I can safely say yes it is still a problem, but the impression I have gotten from all the posts I have read is it seems to be hit and miss and related to the card manufacturer and maybe card BIOS
I have a PowerColor RedDevil Vega 64 and it suffers from the bug

I did find something with a Vega 64 (ASUS Strix) on redit where someone was able to reset their vega by removing it, then re-scanning, kind of like removing a device in device manager in windows then re-scanning for hardware changes to reinstall the device.

These are the steps the person took

Power off the Vega GPU
echo "1" | sudo tee -a /sys/bus/pci/devices/0000\:0a\:00.0/remove # <-GPU
echo "1" | sudo tee -a /sys/bus/pci/devices/0000\:0a\:00.1/remove # <-HDMI/DP audio device
where “a” is the device address/ID
e.g
echo "1" | sudo tee -a /sys/bus/pci/devices/0000\:04\:00.0/remove
echo "1" | sudo tee -a /sys/bus/pci/devices/0000\:04\:00.1/remove

Suspend to RAM

sudo systemctl suspend
other systemctl commands may work but haven’t tried yet

log back in to your desktop environment and rescan PCIe devices by entering the following

echo “1” | sudo tee -a /sys/bus/pci/rescan

or the following 2 commands

sudo chmod 777 /sys/bus/pci/rescan
sudo echo 1 > /sys/bus/pci/rescan

Check it has reset
lspci -vv | grep vfio -B 12

Restart Lib-virt so the virt manager can see the GPU again

sudo systemctl stop libvirt-bin
sudo systemctl stop libvirt-bin.socket
sudo systemctl start libvirt-bin

The person said this has to done as soon as the VM is powered off otherwise it will not reset.

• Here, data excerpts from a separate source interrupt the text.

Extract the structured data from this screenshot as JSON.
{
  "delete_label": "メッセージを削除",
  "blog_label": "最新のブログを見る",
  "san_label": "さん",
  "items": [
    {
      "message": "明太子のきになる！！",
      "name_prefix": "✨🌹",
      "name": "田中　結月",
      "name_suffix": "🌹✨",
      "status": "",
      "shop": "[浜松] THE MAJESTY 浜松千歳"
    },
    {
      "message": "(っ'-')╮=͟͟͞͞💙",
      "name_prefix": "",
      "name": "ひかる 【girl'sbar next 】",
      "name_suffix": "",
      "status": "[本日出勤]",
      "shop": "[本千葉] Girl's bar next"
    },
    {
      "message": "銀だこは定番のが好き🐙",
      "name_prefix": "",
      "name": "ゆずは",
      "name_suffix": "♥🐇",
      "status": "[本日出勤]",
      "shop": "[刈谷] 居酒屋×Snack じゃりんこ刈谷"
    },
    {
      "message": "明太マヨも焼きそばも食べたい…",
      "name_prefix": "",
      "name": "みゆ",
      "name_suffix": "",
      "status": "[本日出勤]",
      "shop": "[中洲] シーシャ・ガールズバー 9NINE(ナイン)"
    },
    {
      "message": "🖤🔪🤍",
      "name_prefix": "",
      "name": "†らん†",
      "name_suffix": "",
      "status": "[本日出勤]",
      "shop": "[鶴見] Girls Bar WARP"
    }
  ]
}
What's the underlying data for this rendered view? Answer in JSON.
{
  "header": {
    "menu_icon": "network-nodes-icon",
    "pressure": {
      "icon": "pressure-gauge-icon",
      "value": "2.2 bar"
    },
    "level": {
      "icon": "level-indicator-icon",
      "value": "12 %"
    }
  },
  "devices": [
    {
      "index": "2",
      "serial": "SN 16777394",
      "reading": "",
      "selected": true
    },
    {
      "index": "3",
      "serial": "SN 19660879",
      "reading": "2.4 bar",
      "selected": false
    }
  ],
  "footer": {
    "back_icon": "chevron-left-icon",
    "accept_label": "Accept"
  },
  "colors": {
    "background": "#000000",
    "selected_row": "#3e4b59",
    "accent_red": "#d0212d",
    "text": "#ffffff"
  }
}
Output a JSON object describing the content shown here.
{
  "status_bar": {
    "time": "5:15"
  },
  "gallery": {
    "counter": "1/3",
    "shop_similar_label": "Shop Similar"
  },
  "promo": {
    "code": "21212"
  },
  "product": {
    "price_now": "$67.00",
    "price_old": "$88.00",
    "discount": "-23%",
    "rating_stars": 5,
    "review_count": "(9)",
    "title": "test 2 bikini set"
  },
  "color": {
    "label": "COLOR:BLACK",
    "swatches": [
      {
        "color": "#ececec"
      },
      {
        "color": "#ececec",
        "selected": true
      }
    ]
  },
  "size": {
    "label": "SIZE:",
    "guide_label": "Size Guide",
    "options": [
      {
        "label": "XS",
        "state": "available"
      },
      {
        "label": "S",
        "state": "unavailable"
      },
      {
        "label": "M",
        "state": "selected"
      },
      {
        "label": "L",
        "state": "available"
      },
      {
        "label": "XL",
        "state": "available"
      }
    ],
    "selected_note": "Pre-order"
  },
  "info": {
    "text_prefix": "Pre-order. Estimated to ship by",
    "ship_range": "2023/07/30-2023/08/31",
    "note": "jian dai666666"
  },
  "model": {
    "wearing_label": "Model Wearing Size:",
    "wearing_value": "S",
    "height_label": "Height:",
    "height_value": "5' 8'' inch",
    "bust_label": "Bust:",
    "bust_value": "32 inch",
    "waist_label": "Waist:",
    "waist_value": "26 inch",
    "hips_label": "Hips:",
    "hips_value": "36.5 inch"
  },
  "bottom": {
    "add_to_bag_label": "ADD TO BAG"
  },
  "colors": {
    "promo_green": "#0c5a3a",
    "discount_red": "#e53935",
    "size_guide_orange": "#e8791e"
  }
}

EDIT: I have checked again on my V64 and this process works. You shouldn’t have to restart libvirt. I had to the first time because I deleted the V64 from my VM when it didn’t output video.
You have to run the process as soon as you shut down the VM.
I would still suggest not getting the PowerColor Red Devil it has a tendency to shut itself off. I may sell my card and get a different brand.

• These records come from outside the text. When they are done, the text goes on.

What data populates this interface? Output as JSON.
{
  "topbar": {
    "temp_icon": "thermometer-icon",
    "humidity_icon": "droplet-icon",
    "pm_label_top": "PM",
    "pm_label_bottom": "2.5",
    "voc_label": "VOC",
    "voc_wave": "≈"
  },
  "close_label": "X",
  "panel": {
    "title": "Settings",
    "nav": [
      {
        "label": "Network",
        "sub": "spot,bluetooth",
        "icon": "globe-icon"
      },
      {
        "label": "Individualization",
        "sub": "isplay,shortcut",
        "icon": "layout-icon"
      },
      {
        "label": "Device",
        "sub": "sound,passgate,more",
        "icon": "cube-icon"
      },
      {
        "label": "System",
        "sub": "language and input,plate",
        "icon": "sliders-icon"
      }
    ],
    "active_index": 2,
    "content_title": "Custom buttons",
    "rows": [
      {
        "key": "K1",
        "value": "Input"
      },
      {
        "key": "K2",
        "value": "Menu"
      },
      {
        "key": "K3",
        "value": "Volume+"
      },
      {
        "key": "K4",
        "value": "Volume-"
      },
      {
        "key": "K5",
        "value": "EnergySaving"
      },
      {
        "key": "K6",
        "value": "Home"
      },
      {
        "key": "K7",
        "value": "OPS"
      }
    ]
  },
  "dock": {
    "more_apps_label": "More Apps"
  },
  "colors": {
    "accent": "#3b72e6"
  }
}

Here is a script I have just put together so need to test to make sure I can just run everything from commandline in one step

#!/bin/bash

# copy this file to /usr/bin/reset_vega.sh
# This script must be run immediately after you shut down the VM. It doesn't work if the GPU has been left for too long
# following a shut down. It doesn't work if the VM is rebooted.
# to run simply open terminal and run: cat cat /usr/bin/reset_vega.sh
# Remove/Power off the Vega GPU like uninstalling devices in Windows device manager
echo “1” | sudo tee -a /sys/bus/pci/devices/0000:0d:00.0/remove
echo “1” | sudo tee -a /sys/bus/pci/devices/0000:0d:00.1/remove

# Suspend to RAM
systemctl suspend

# Read any user input
read input

# Change permisions of the PCI rescan command
sudo chmod 777 /sys/bus/pci/rescan

# Rescan PCI devices to reinitialise the vega GPU
sudo echo 1 > /sys/bus/pci/rescan

# This line is replaced by the last 2 because it throws invalid argument errors
# echo “1” | sudo tee -a /sys/bus/pci/rescan
3 Likes

Many thanks for your reply . I’m gonna wait and see what AMD announce at CES :pray:. This is great info, and the workaround looks pretty painless.

No problem,
I am waiting for CES too. Want to know what that rumored RX 3080 can do especially if AdoreTV’s leak was accurate and it is Vega 64+15%. If so will be replacing my V64 for that.
My guesses are that the reset bug is in someway linked to HBM/HBM2 since the only cards people have had the issue with consistently are Fury and Vega

I can reboot my windows 10 guest with Vega 64 passed through since latest update without any config change.
And since Kernel 4.19 introduced AMD GPU reset fixes, I think it did apply to VM resets (not just amdgpu driver only).
Or it could have been due to updating the windows guest AMD driver (19.1), or to win 10 fall creator update…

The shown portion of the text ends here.